Para incorporadoras, fundos imobiliários e investidores, os data centers apresentam características distintas dos galpões logísticos tradicionais. Esse tipo de empreendimento exige terrenos amplos, acesso a energia em alta capacidade, sistemas avançados de refrigeração, redundância elétrica e conexão por fibra óptica.

Essas exigências reduzem o número de áreas aptas a receber operações do setor e tendem a valorizar terrenos que reúnam as condições necessárias.

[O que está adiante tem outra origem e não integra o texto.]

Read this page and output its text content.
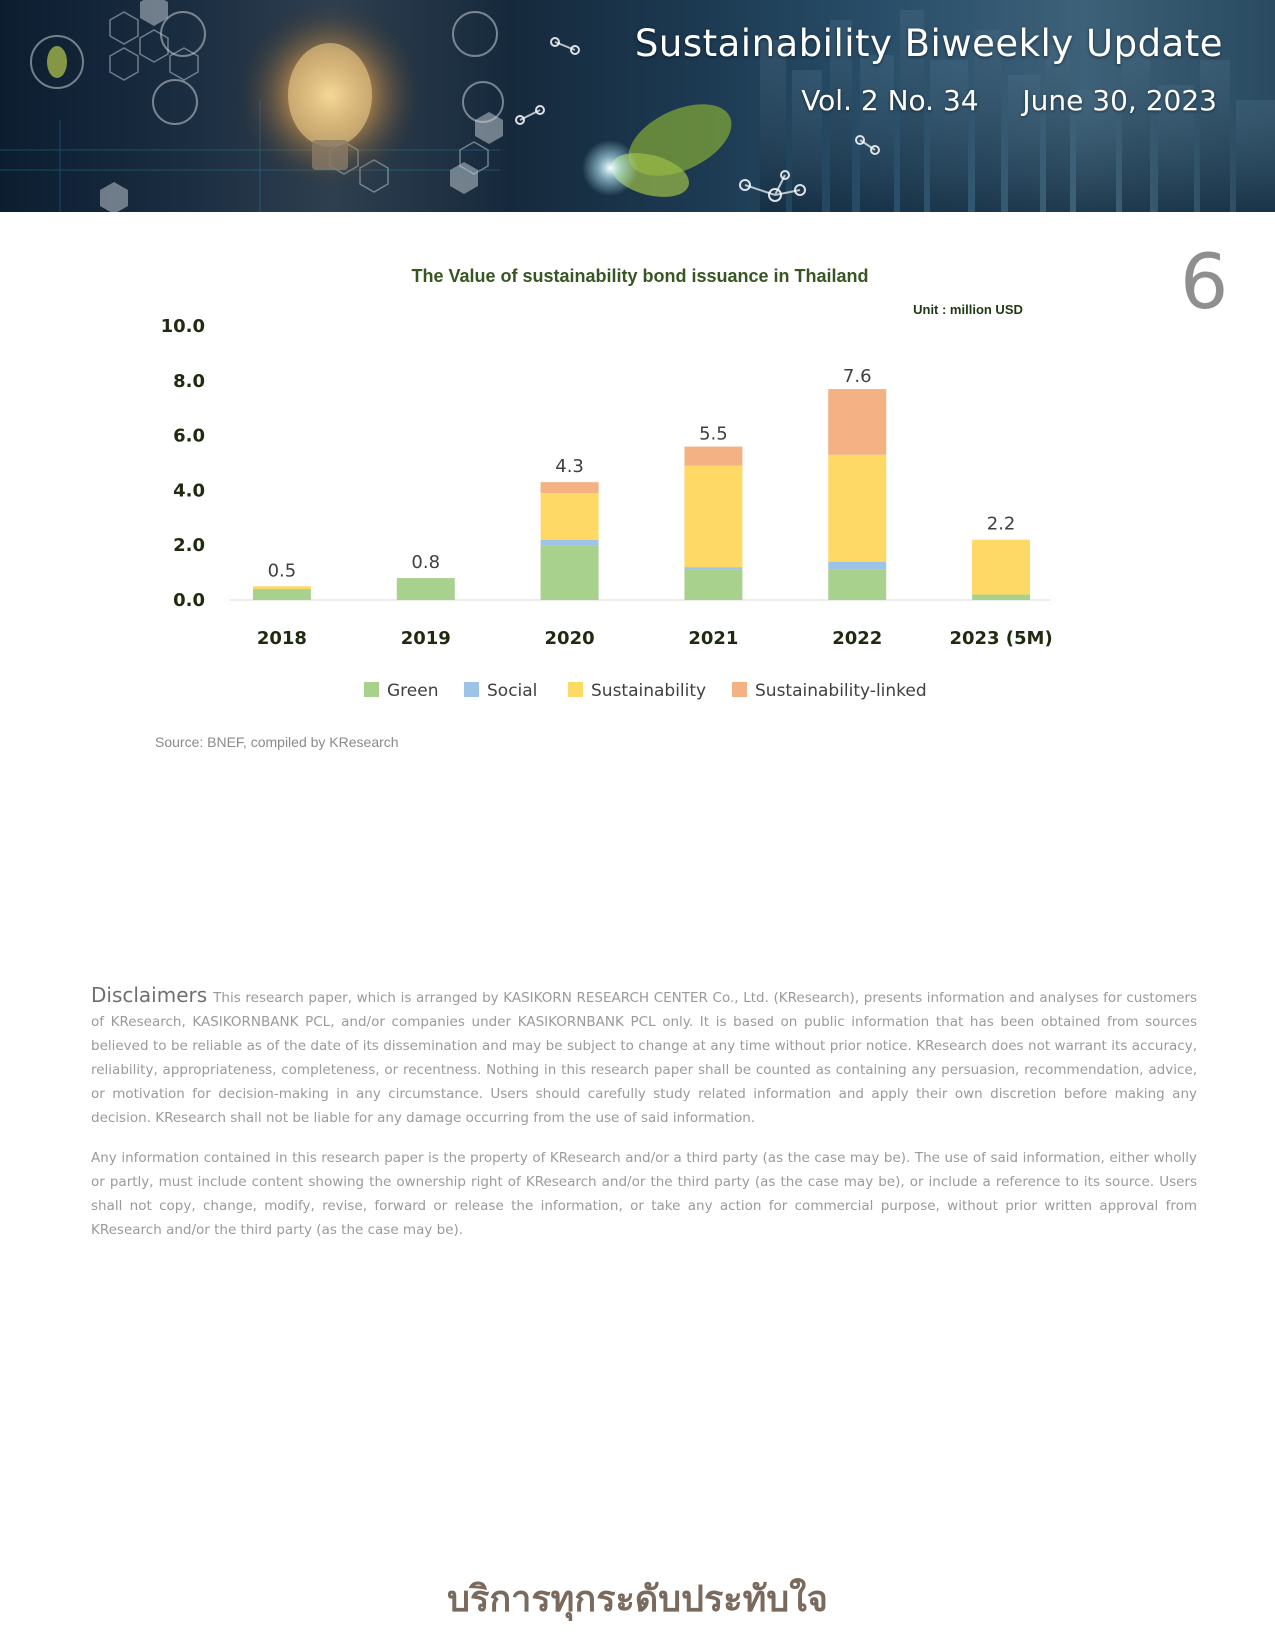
Sustainability Biweekly Update
Vol. 2 No. 34 June 30, 2023
6
The Value of sustainability bond issuance in Thailand
Unit : million USD
10.0
8.0
6.0
4.0
2.0
0.0
0.5
2018
0.8
2019
4.3
2020
5.5
2021
7.6
2022
2.2
2023 (5M)
Green	Social	Sustainability	Sustainability-linked
Source: BNEF, compiled by KResearch

Disclaimers This research paper, which is arranged by KASIKORN RESEARCH CENTER Co., Ltd. (KResearch), presents information and analyses for customers of KResearch, KASIKORNBANK PCL, and/or companies under KASIKORNBANK PCL only. It is based on public information that has been obtained from sources believed to be reliable as of the date of its dissemination and may be subject to change at any time without prior notice. KResearch does not warrant its accuracy, reliability, appropriateness, completeness, or recentness. Nothing in this research paper shall be counted as containing any persuasion, recommendation, advice, or motivation for decision-making in any circumstance. Users should carefully study related information and apply their own discretion before making any decision. KResearch shall not be liable for any damage occurring from the use of said information.

Any information contained in this research paper is the property of KResearch and/or a third party (as the case may be). The use of said information, either wholly or partly, must include content showing the ownership right of KResearch and/or the third party (as the case may be), or include a reference to its source. Users shall not copy, change, modify, revise, forward or release the information, or take any action for commercial purpose, without prior written approval from KResearch and/or the third party (as the case may be).

บริการทุกระดับประทับใจ
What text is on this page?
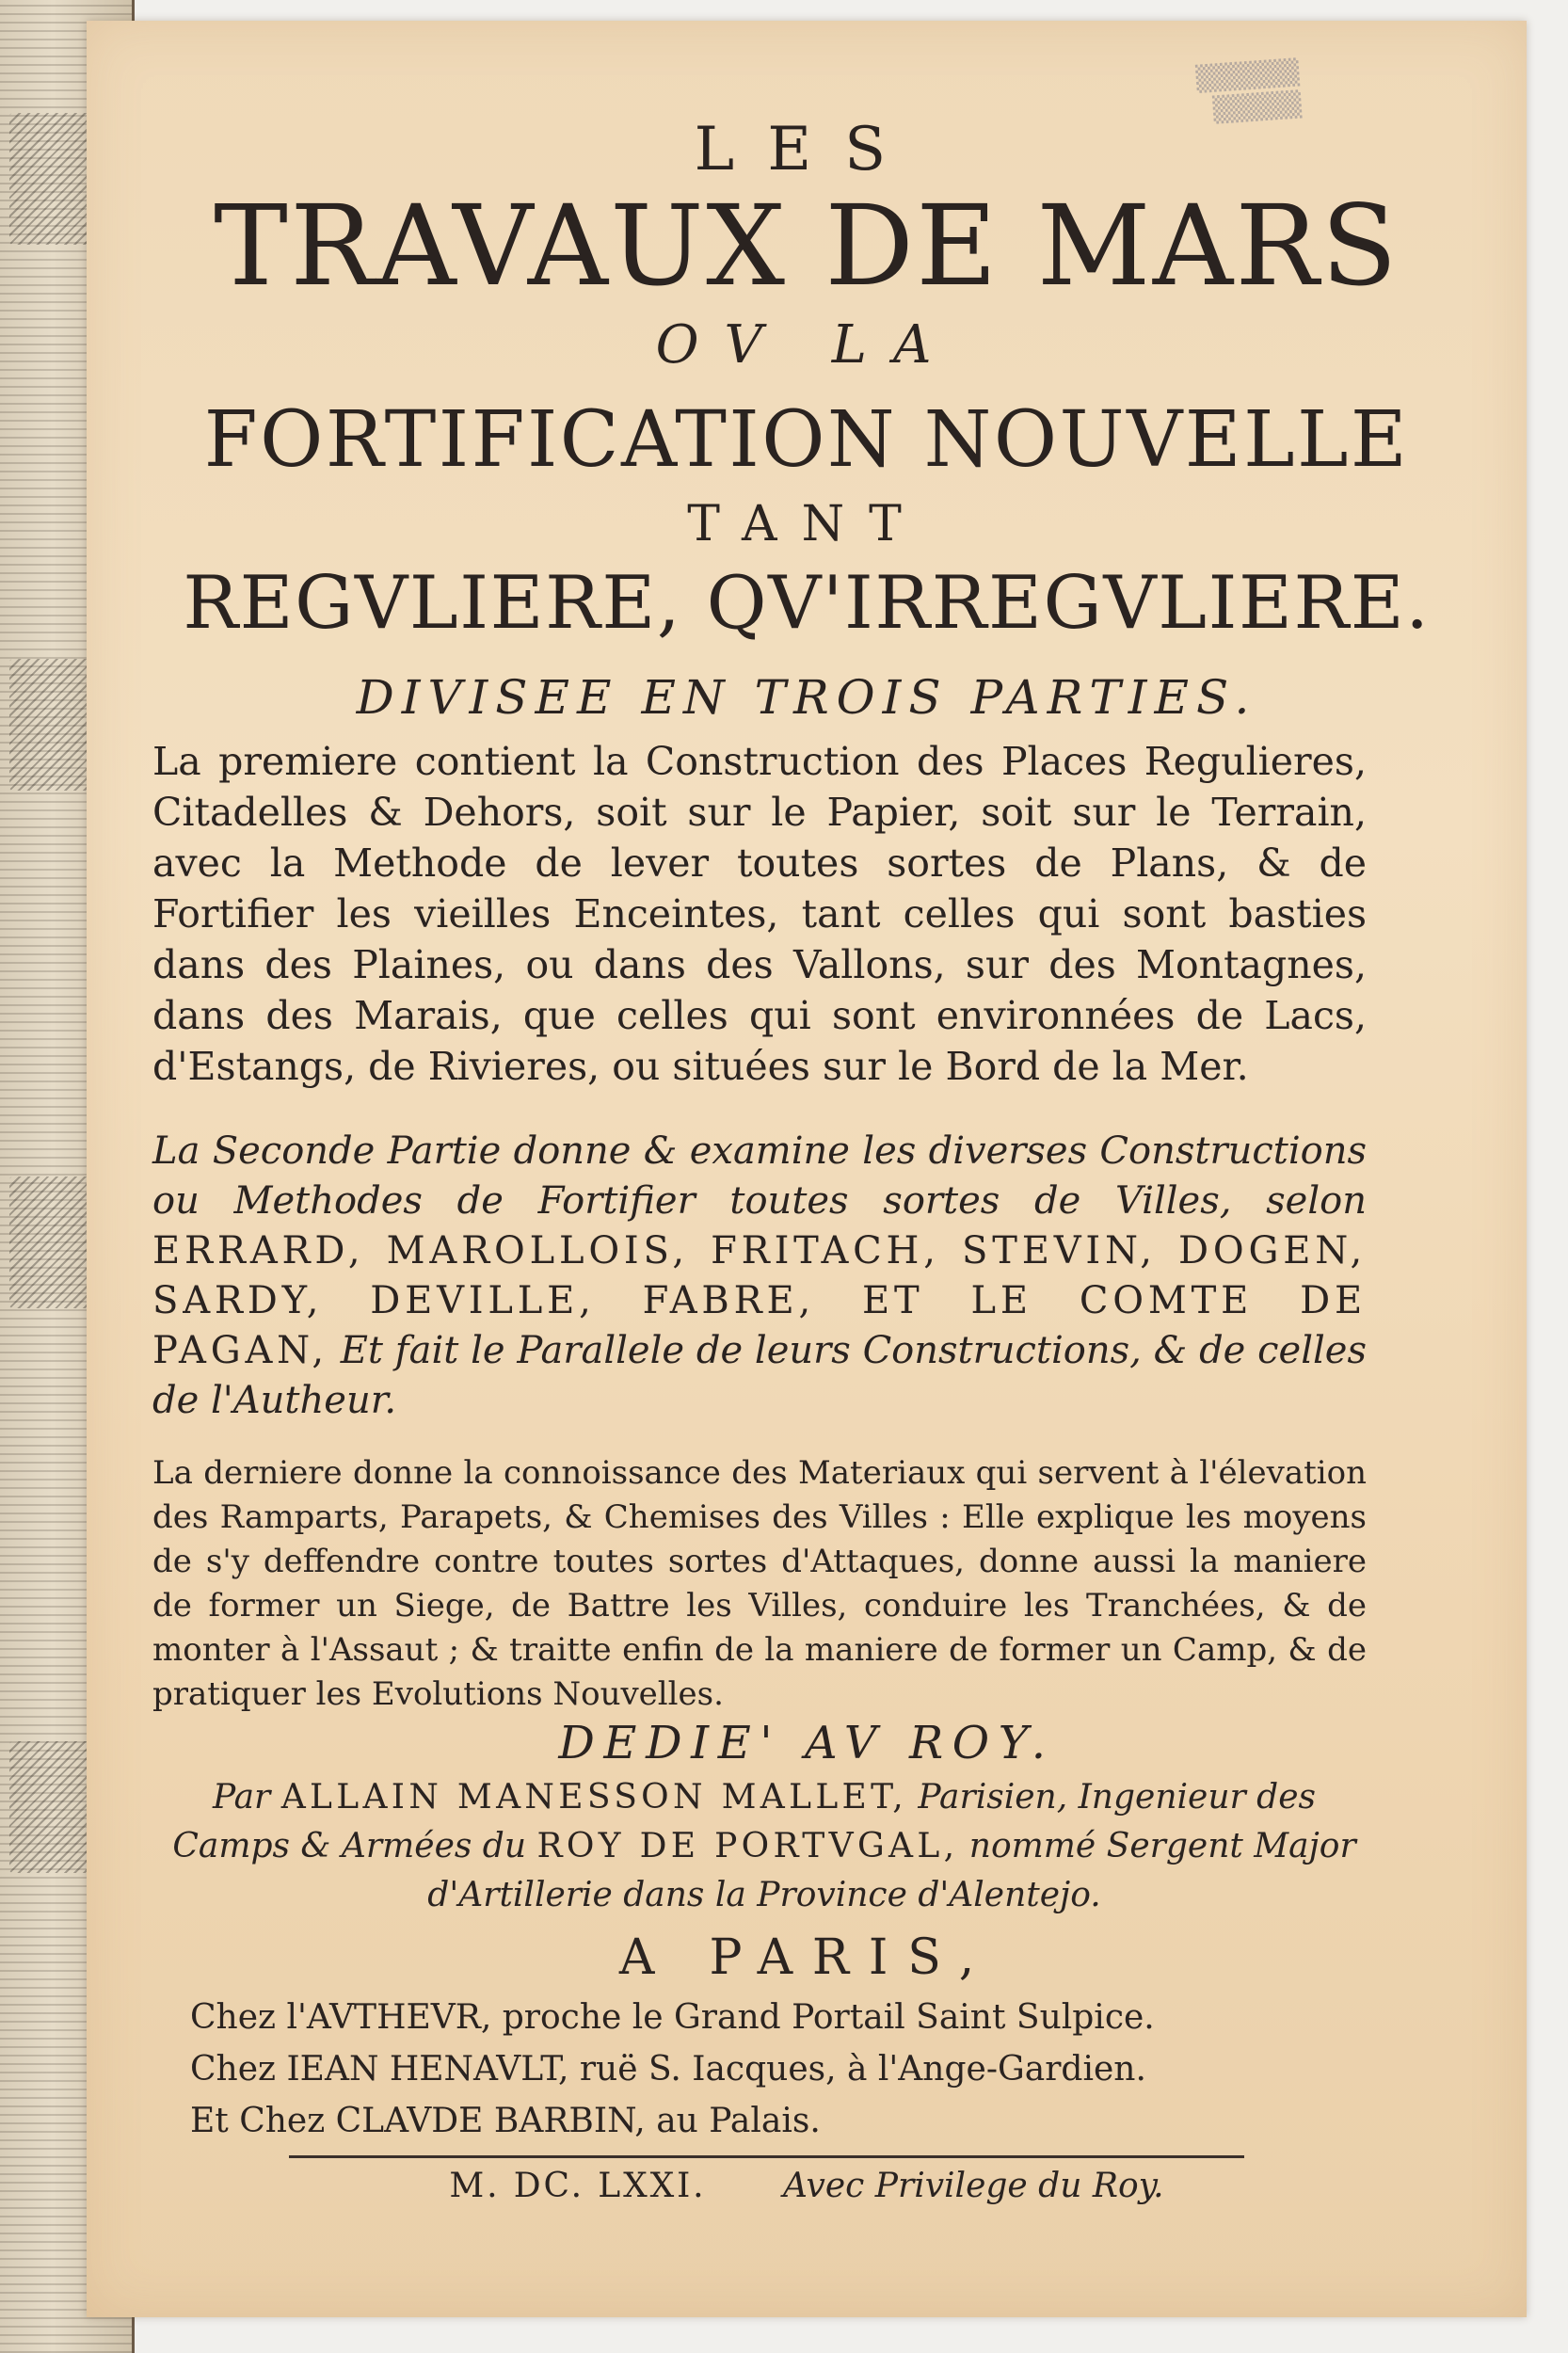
▒▒▒▒▒▒▒
▒▒▒▒▒▒
LES
TRAVAUX DE MARS
OV LA
FORTIFICATION NOUVELLE
TANT
REGVLIERE, QV'IRREGVLIERE.
DIVISEE EN TROIS PARTIES.
La premiere contient la Construction des Places Regulieres, Citadelles & Dehors, soit sur le Papier, soit sur le Terrain, avec la Methode de lever toutes sortes de Plans, & de Fortifier les vieilles Enceintes, tant celles qui sont basties dans des Plaines, ou dans des Vallons, sur des Montagnes, dans des Marais, que celles qui sont environnées de Lacs, d'Estangs, de Rivieres, ou situées sur le Bord de la Mer.
La Seconde Partie donne & examine les diverses Constructions ou Methodes de Fortifier toutes sortes de Villes, selon ERRARD, MAROLLOIS, FRITACH, STEVIN, DOGEN, SARDY, DEVILLE, FABRE, ET LE COMTE DE PAGAN, Et fait le Parallele de leurs Constructions, & de celles de l'Autheur.
La derniere donne la connoissance des Materiaux qui servent à l'élevation des Ramparts, Parapets, & Chemises des Villes : Elle explique les moyens de s'y deffendre contre toutes sortes d'Attaques, donne aussi la maniere de former un Siege, de Battre les Villes, conduire les Tranchées, & de monter à l'Assaut ; & traitte enfin de la maniere de former un Camp, & de pratiquer les Evolutions Nouvelles.
DEDIE' AV ROY.
Par ALLAIN MANESSON MALLET, Parisien, Ingenieur des Camps & Armées du ROY DE PORTVGAL, nommé Sergent Major d'Artillerie dans la Province d'Alentejo.
A PARIS,
Chez l'AVTHEVR, proche le Grand Portail Saint Sulpice.
Chez IEAN HENAVLT, ruë S. Iacques, à l'Ange-Gardien.
Et Chez CLAVDE BARBIN, au Palais.
M. DC. LXXI. Avec Privilege du Roy.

Com isso, a disputa por localizações estratégicas deve se intensificar nos próximos anos, acompanhando o crescimento da economia digital no país.

A tendência também reforça a ligação entre tecnologia, infraestrutura e planejamento urbano. À medida que empresas ampliam o uso de inteligência artificial, serviços em nuvem e plataformas digitais, a capacidade de processamento de dados passa a depender cada vez mais de ativos físicos bem localizados e altamente especializados.

Nesse contexto, os data centers deixam de ser apenas estruturas técnicas de suporte à internet e se consolidam como peças centrais da nova infraestrutura econômica. Para o mercado imobiliário brasileiro, o avanço dos investimentos digitais abre uma frente de negócios que combina tecnologia, energia, conectividade e valorização territorial.